И все же есть разница. Человеческий индивидуум, через который течение бытия протекает по некоему так или иначе неповторяемому изгибу и который чувствует себя самоцелью, не хочет, да и главное не может дать себя так же включить в гармоническое существование другого, как может быть в него включено всякое вне личное бытие. Гете отдавал себе в этом - хотя и в иных выражениях - совершенно ясный отчет: он охотнее всего имел дело с природой, ибо в общении с людьми заблуждается попеременно то один, то другой и, таким образом, «ничто не доходит до чистоты». Основная формула его существования - что развитие его мышления и творчества, следуя исключительно собственному закону, соответствовало в то же время требованиям предметов этого мышления и творчества - эта формула не безусловно была значима там, где предметами этими были люди; люди со своею все-таки самостью, с негибкими, в конце концов, очертаниями их существа и их судьбы, которые необходимо совпадают с существом и судьбою другого, как бы ни невероятна была его гармония и сила гармонизации. Конечно, Гете из глубочайших стремлений своей натуры и без всякого морального императива умел проявлять в своих любовных отношениях всю внимательность и самоотречение, всю нежность и всю преданную и осчастливливающую страстность. И все же равновесия не было. Почти для всех женщин, которых любил Гете, счастье кончалось диссонансом и страданием: для Эннхен, как и для Фредерики, для Лотты, как для Лили и как для Шарлотты фон Штейн. Конечно, причина такого исхода была каждый раз особой.
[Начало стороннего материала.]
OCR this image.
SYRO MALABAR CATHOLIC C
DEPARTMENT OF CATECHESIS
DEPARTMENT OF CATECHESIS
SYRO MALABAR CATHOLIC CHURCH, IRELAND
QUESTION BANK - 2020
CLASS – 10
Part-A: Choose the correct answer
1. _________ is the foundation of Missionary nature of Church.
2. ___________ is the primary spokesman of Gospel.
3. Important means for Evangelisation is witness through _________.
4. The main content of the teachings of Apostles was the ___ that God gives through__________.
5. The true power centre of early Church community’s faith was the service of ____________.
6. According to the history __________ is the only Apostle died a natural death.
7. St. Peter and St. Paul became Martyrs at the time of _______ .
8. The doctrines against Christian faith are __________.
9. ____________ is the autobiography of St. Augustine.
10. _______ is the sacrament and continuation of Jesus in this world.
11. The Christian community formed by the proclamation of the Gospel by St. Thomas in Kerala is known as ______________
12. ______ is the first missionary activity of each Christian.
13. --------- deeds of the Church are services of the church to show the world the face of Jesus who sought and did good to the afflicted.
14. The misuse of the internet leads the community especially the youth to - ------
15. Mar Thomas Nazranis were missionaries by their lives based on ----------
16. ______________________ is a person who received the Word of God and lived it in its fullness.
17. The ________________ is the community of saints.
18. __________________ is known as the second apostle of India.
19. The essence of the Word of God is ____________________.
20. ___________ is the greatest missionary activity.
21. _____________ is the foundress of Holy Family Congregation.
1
Однако мы здесь, как мне кажется, имеем дело с типичной формой человеческой судьбы: ряд содержательно так или иначе родственных событий приводит каждый раз к одному и тому же результату, но каждый раз на ином и от прежних случаев совершенно независимом основании, который и является вполне исчерпывающим объяснением данного случая, и все же в основе всех их лежит им всем общая причина, исходящая из более глубокого слоя, не касающегося непосредственной причинности. Как раз то, что Гете жил такой «в высшей степени
эгоистической» жизнью - в каком бы возвышенном смысле мы это ни понимали, как бы далеко это ни было от узкой и беспринципной жажды наслаждений, как бы исключительно это ни гармонировало с целостностью бытия и законами вещей и идей, - это все же является глубочайшей метафизической причиной того, что он не был в состоянии дать длительное счастье ни одной женщине, даже в том более скромном смысле длительного счастья, которому нас жизненный опыт в конце концов научает. Несравненное счастье — осуществлять свое развитие в единстве с законами остального бытия, - ввиду которого он, вероятно, называл себя «любимцем богов», срывалось на окончательной самости человеческой индивидуальности с, так сказать, формальной необходимостью.